I am a novice to r and I am trying to do deal with some inconsistencies in my data. My problem is twofold, the first part could be of general interest and it is about how to aggregate data that is classified in a vector with multiple levels of aggregation. The second problem is more closely related to my coding issues and it is about performing some specific operations for my data.
I am looking at exports data of hundreds of countries over a period of two decades. The issue is that my data on exports are classified by product and sub-product categories (hundreds), in an inconsistent manner and I am trying to deal with these discrepancies.

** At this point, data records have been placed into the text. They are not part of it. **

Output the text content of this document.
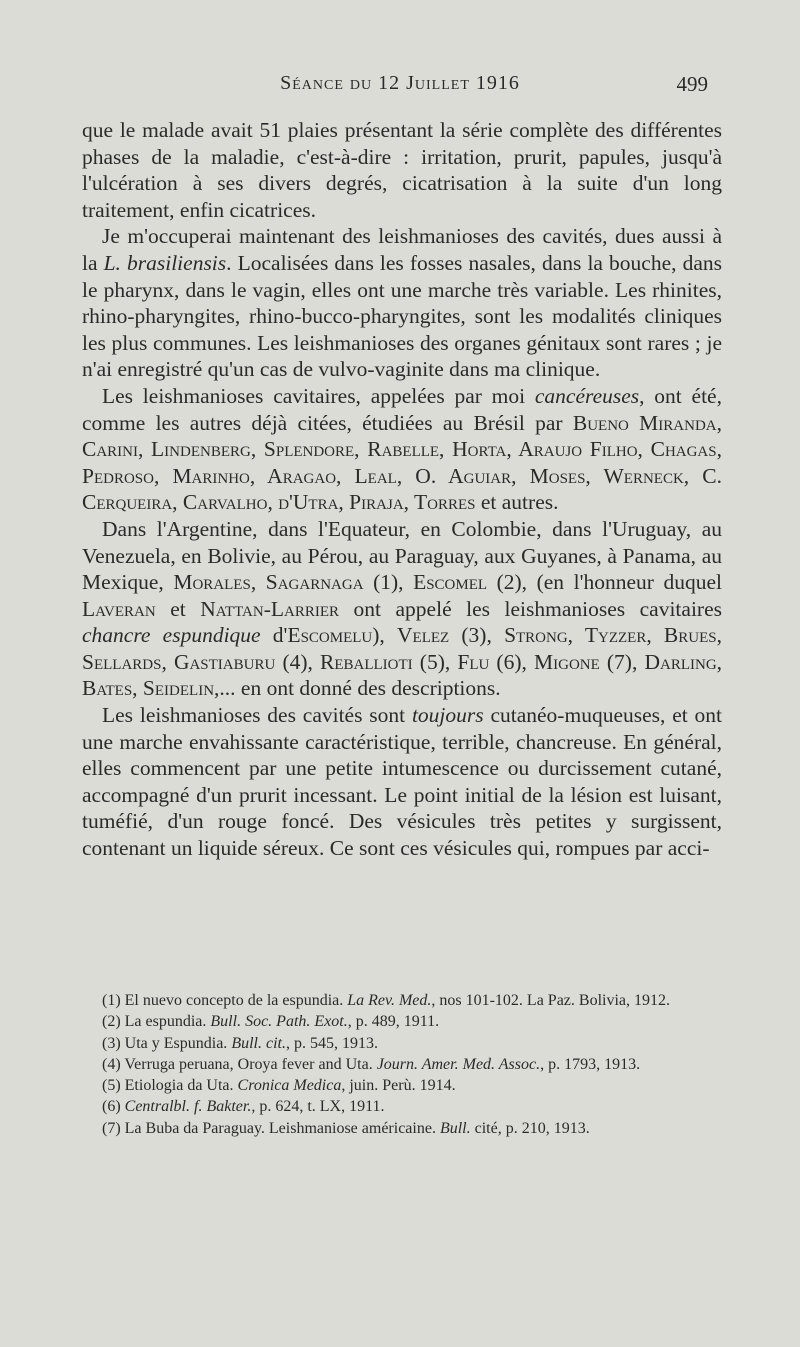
Séance du 12 Juillet 1916	499

que le malade avait 51 plaies présentant la série complète des différentes phases de la maladie, c'est-à-dire : irritation, prurit, papules, jusqu'à l'ulcération à ses divers degrés, cicatrisation à la suite d'un long traitement, enfin cicatrices.

Je m'occuperai maintenant des leishmanioses des cavités, dues aussi à la L. brasiliensis. Localisées dans les fosses nasales, dans la bouche, dans le pharynx, dans le vagin, elles ont une marche très variable. Les rhinites, rhino-pharyngites, rhino-bucco-pharyngites, sont les modalités cliniques les plus communes. Les leishmanioses des organes génitaux sont rares ; je n'ai enregistré qu'un cas de vulvo-vaginite dans ma clinique.

Les leishmanioses cavitaires, appelées par moi cancéreuses, ont été, comme les autres déjà citées, étudiées au Brésil par Bueno Miranda, Carini, Lindenberg, Splendore, Rabelle, Horta, Araujo Filho, Chagas, Pedroso, Marinho, Aragao, Leal, O. Aguiar, Moses, Werneck, C. Cerqueira, Carvalho, d'Utra, Piraja, Torres et autres.

Dans l'Argentine, dans l'Equateur, en Colombie, dans l'Uruguay, au Venezuela, en Bolivie, au Pérou, au Paraguay, aux Guyanes, à Panama, au Mexique, Morales, Sagarnaga (1), Escomel (2), (en l'honneur duquel Laveran et Nattan-Larrier ont appelé les leishmanioses cavitaires chancre espundique d'Escomelu), Velez (3), Strong, Tyzzer, Brues, Sellards, Gastiaburu (4), Reballioti (5), Flu (6), Migone (7), Darling, Bates, Seidelin,... en ont donné des descriptions.

Les leishmanioses des cavités sont toujours cutanéo-muqueuses, et ont une marche envahissante caractéristique, terrible, chancreuse. En général, elles commencent par une petite intumescence ou durcissement cutané, accompagné d'un prurit incessant. Le point initial de la lésion est luisant, tuméfié, d'un rouge foncé. Des vésicules très petites y surgissent, contenant un liquide séreux. Ce sont ces vésicules qui, rompues par acci-

(1) El nuevo concepto de la espundia. La Rev. Med., nos 101-102. La Paz. Bolivia, 1912.

(2) La espundia. Bull. Soc. Path. Exot., p. 489, 1911.

(3) Uta y Espundia. Bull. cit., p. 545, 1913.

(4) Verruga peruana, Oroya fever and Uta. Journ. Amer. Med. Assoc., p. 1793, 1913.

(5) Etiologia da Uta. Cronica Medica, juin. Perù. 1914.

(6) Centralbl. f. Bakter., p. 624, t. LX, 1911.

(7) La Buba da Paraguay. Leishmaniose américaine. Bull. cité, p. 210, 1913.
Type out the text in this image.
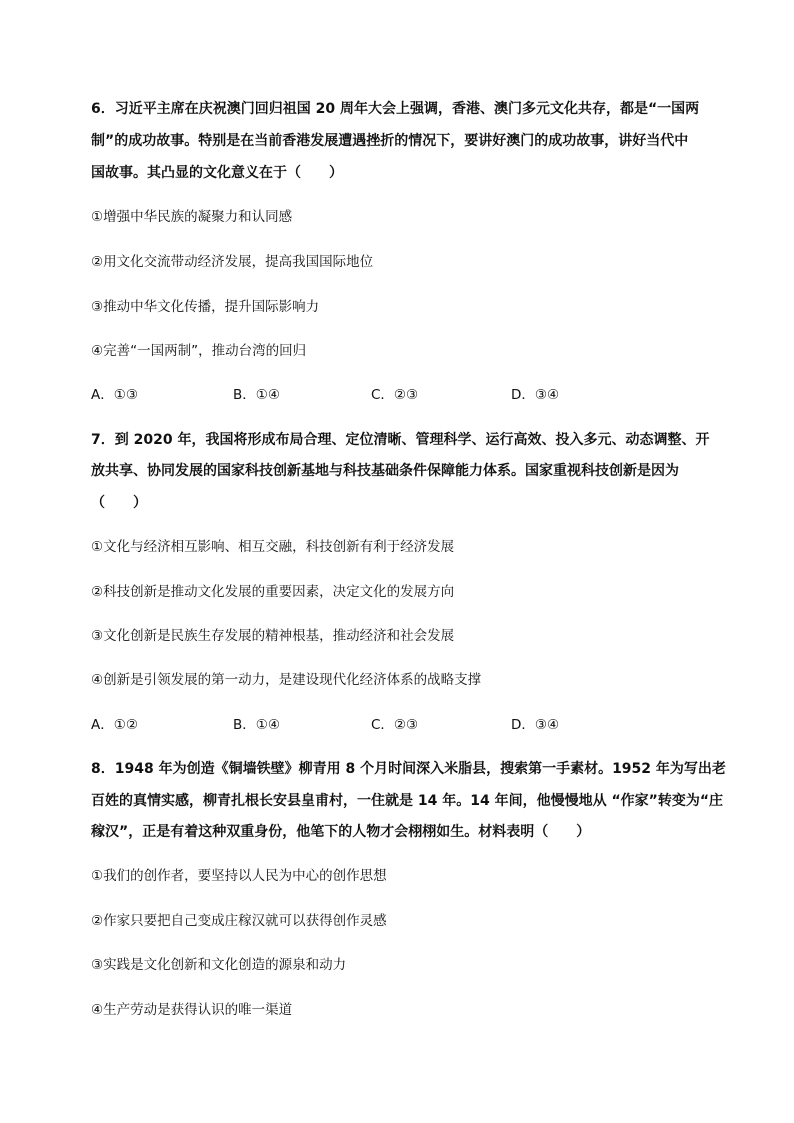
6．习近平主席在庆祝澳门回归祖国 20 周年大会上强调，香港、澳门多元文化共存，都是“一国两
制”的成功故事。特别是在当前香港发展遭遇挫折的情况下，要讲好澳门的成功故事，讲好当代中
国故事。其凸显的文化意义在于（　　）
①增强中华民族的凝聚力和认同感
②用文化交流带动经济发展，提高我国国际地位
③推动中华文化传播，提升国际影响力
④完善“一国两制”，推动台湾的回归
A．①③	B．①④	C．②③	D．③④
7．到 2020 年，我国将形成布局合理、定位清晰、管理科学、运行高效、投入多元、动态调整、开
放共享、协同发展的国家科技创新基地与科技基础条件保障能力体系。国家重视科技创新是因为
（　　）
①文化与经济相互影响、相互交融，科技创新有利于经济发展
②科技创新是推动文化发展的重要因素，决定文化的发展方向
③文化创新是民族生存发展的精神根基，推动经济和社会发展
④创新是引领发展的第一动力，是建设现代化经济体系的战略支撑
A．①②	B．①④	C．②③	D．③④
8．1948 年为创造《铜墙铁壁》柳青用 8 个月时间深入米脂县，搜索第一手素材。1952 年为写出老
百姓的真情实感，柳青扎根长安县皇甫村，一住就是 14 年。14 年间，他慢慢地从 “作家”转变为“庄
稼汉”，正是有着这种双重身份，他笔下的人物才会栩栩如生。材料表明（　　）
①我们的创作者，要坚持以人民为中心的创作思想
②作家只要把自己变成庄稼汉就可以获得创作灵感
③实践是文化创新和文化创造的源泉和动力
④生产劳动是获得认识的唯一渠道
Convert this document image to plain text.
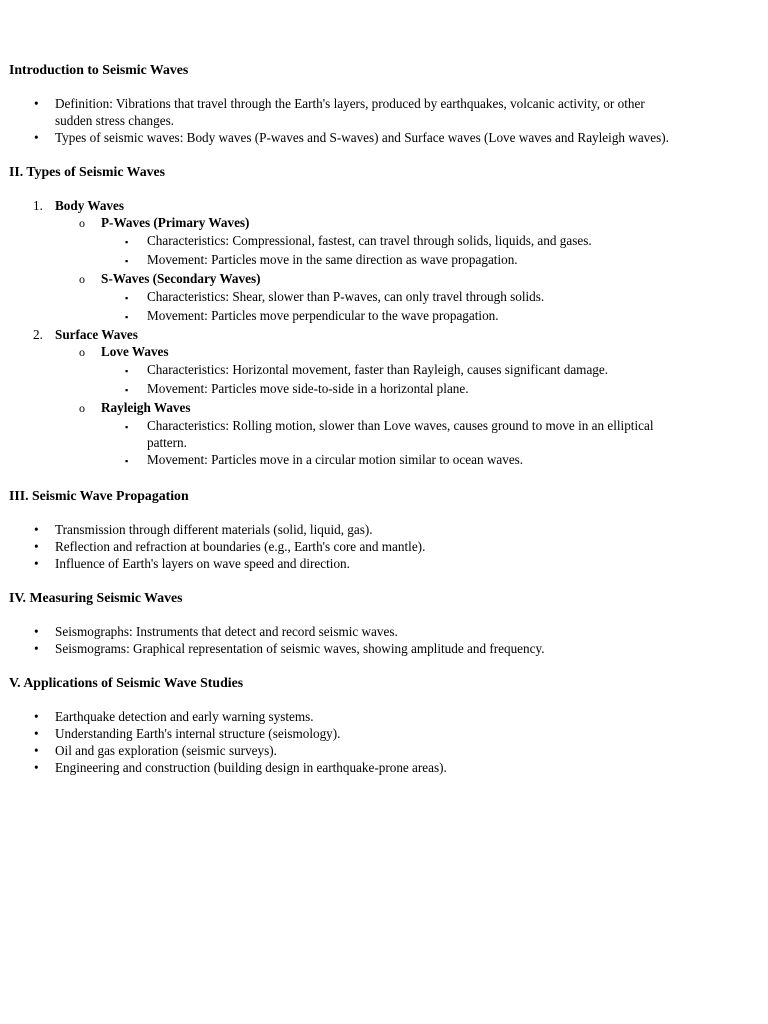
Introduction to Seismic Waves
•	Definition: Vibrations that travel through the Earth's layers, produced by earthquakes, volcanic activity, or other sudden stress changes.
•	Types of seismic waves: Body waves (P-waves and S-waves) and Surface waves (Love waves and Rayleigh waves).
II. Types of Seismic Waves
1. Body Waves
o	P-Waves (Primary Waves)
▪	Characteristics: Compressional, fastest, can travel through solids, liquids, and gases.
▪	Movement: Particles move in the same direction as wave propagation.
o	S-Waves (Secondary Waves)
▪	Characteristics: Shear, slower than P-waves, can only travel through solids.
▪	Movement: Particles move perpendicular to the wave propagation.
2. Surface Waves
o	Love Waves
▪	Characteristics: Horizontal movement, faster than Rayleigh, causes significant damage.
▪	Movement: Particles move side-to-side in a horizontal plane.
o	Rayleigh Waves
▪	Characteristics: Rolling motion, slower than Love waves, causes ground to move in an elliptical pattern.
▪	Movement: Particles move in a circular motion similar to ocean waves.
III. Seismic Wave Propagation
•	Transmission through different materials (solid, liquid, gas).
•	Reflection and refraction at boundaries (e.g., Earth's core and mantle).
•	Influence of Earth's layers on wave speed and direction.
IV. Measuring Seismic Waves
•	Seismographs: Instruments that detect and record seismic waves.
•	Seismograms: Graphical representation of seismic waves, showing amplitude and frequency.
V. Applications of Seismic Wave Studies
•	Earthquake detection and early warning systems.
•	Understanding Earth's internal structure (seismology).
•	Oil and gas exploration (seismic surveys).
•	Engineering and construction (building design in earthquake-prone areas).
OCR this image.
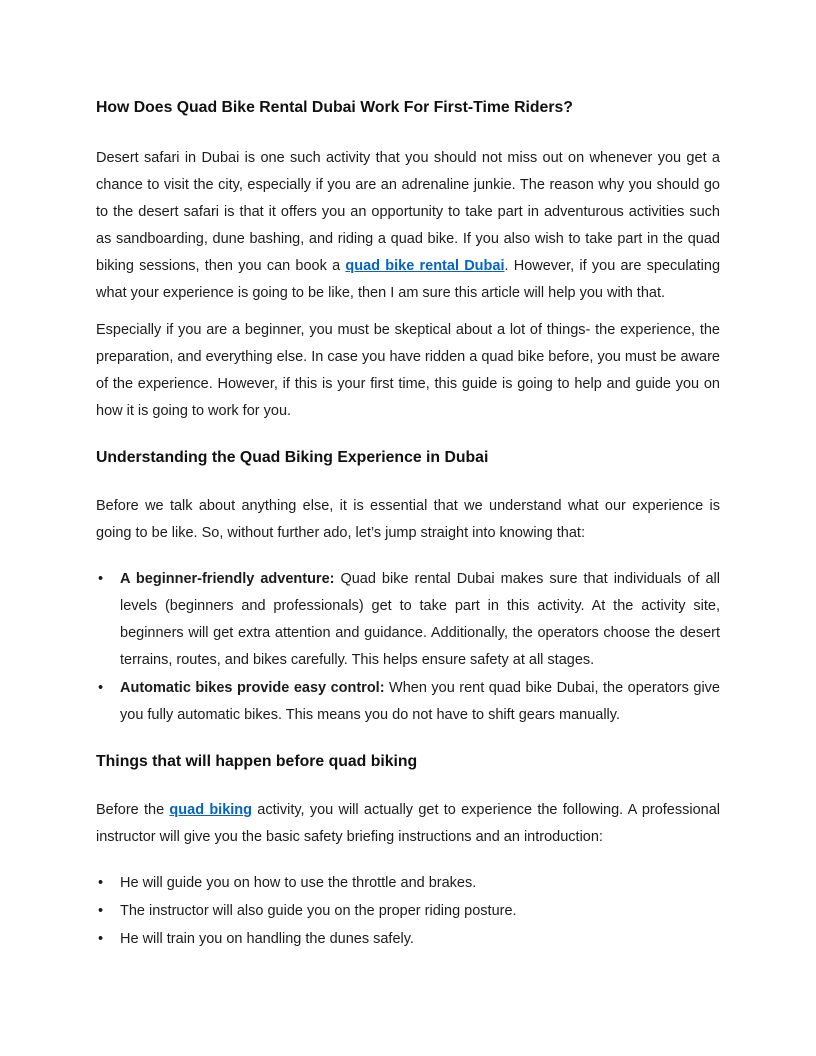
How Does Quad Bike Rental Dubai Work For First-Time Riders?

Desert safari in Dubai is one such activity that you should not miss out on whenever you get a chance to visit the city, especially if you are an adrenaline junkie. The reason why you should go to the desert safari is that it offers you an opportunity to take part in adventurous activities such as sandboarding, dune bashing, and riding a quad bike. If you also wish to take part in the quad biking sessions, then you can book a quad bike rental Dubai. However, if you are speculating what your experience is going to be like, then I am sure this article will help you with that.

Especially if you are a beginner, you must be skeptical about a lot of things- the experience, the preparation, and everything else. In case you have ridden a quad bike before, you must be aware of the experience. However, if this is your first time, this guide is going to help and guide you on how it is going to work for you.

Understanding the Quad Biking Experience in Dubai

Before we talk about anything else, it is essential that we understand what our experience is going to be like. So, without further ado, let’s jump straight into knowing that:

• A beginner-friendly adventure: Quad bike rental Dubai makes sure that individuals of all levels (beginners and professionals) get to take part in this activity. At the activity site, beginners will get extra attention and guidance. Additionally, the operators choose the desert terrains, routes, and bikes carefully. This helps ensure safety at all stages.
• Automatic bikes provide easy control: When you rent quad bike Dubai, the operators give you fully automatic bikes. This means you do not have to shift gears manually.
Things that will happen before quad biking

Before the quad biking activity, you will actually get to experience the following. A professional instructor will give you the basic safety briefing instructions and an introduction:

• He will guide you on how to use the throttle and brakes.
• The instructor will also guide you on the proper riding posture.
• He will train you on handling the dunes safely.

The data looks roughly like this:
df <- data.frame(
"Reporter" = c("USA", "USA", "USA", "USA", "USA", "USA","USA","EU", "EU","EU", "EU", "EU", "EU", "EU", "EU"),
"Partner" = c( "EU", "EU","EU","EU", "EU","EU","EU","USA", "USA", "USA","USA","USA", "USA","USA", "USA"),
"Product cat." = c("1", "1.1", "1.2","2", "2.1", "2.2","3","1", "1.1","2", "2.1", "2.2","3","3.1", "3.2"),
"Year" = c(1970, 1970, 1970, 1970, 1970, 1970,1970, 1970, 1970, 1970, 1970, 1970, 1970, 1970, 1970),
"Val" = c(200, 170, 30, 100, 50, 40, 220, 230, 180, 80, 50, 20, 170, 40, 130),
stringsAsFactors = FALSE)
Product category 1.1 (eg. apple) and 1.2 (e.g. bananas) are sub-product categories of product category 1 (e.g. fruit). Product category 2.1 and 2.2 are subcategories of product cat. 2 and so on.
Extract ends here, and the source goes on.